Clock-controlled rhythm of ecdysteroid levels in the haemolymph and testes, and its relation to sperm release in the Egyptian cotton leafworm, Spodoptera littoralis

In Spodoptera littoralis, testicular sperm release occurs in a daily rhythm, which is controlled by endogenous circadian oscillator located in the male reproductive system. Although this rhythm is essential for male fertility, factors that initiate and maintain daily sperm release are not understood.

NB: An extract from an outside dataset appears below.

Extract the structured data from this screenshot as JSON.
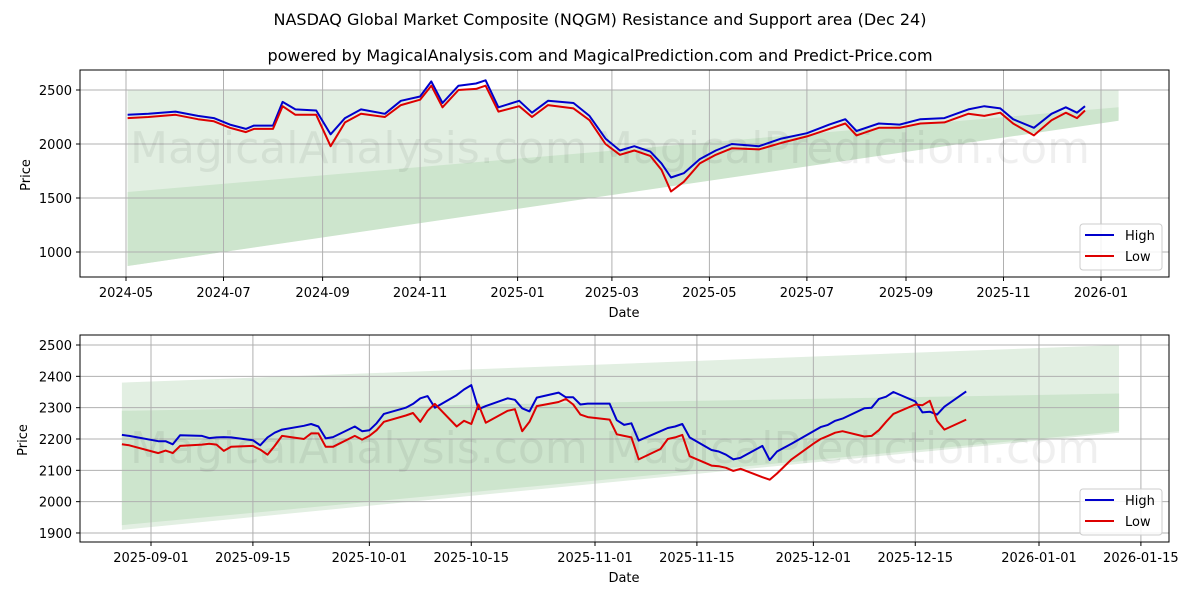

In this study, we investigated a modulatory role for ecdysteroids in the sperm release rhythm and identified the source of ecdysteroids in adult males. We found that the onset of sperm release occurs two days pre-eclosion and coincides with a significant decrease in haemolymph ecdysteroids levels. 20-HE injection into the pupae prior to the first sperm release delayed its initiation and disrupted the developing rhythm in a dose dependent manner. 20-HE injection into adults depressed the number of sperm bundles leaving the testes. A day before the initial sperm release, ecdysteroid levels in the haemolymph and testes begin to oscillate in a circadian fashion. Ecdysteroid rhythms continue throughout imaginal life and correlate with the rhythm of sperm release. In each cycle, testicular sperm release coincides with a trough in testicular ecdysteroid concentration. Rhythmic changes in ecdysteroid levels are regulated by an endogenous circadian oscillator that continues to function in decapitated males. The generation of a complete cycle of ecdysteroid release by testes cultured in vitro indicates that this oscillator is located in the gonads. The haemolymph ecdysteroid levels are significantly lower and arrhythmic in males with removed testes, indicating that the testes are an important ecdysteroid source that may contribute to oscillations in haemolymph ecdysteroid levels.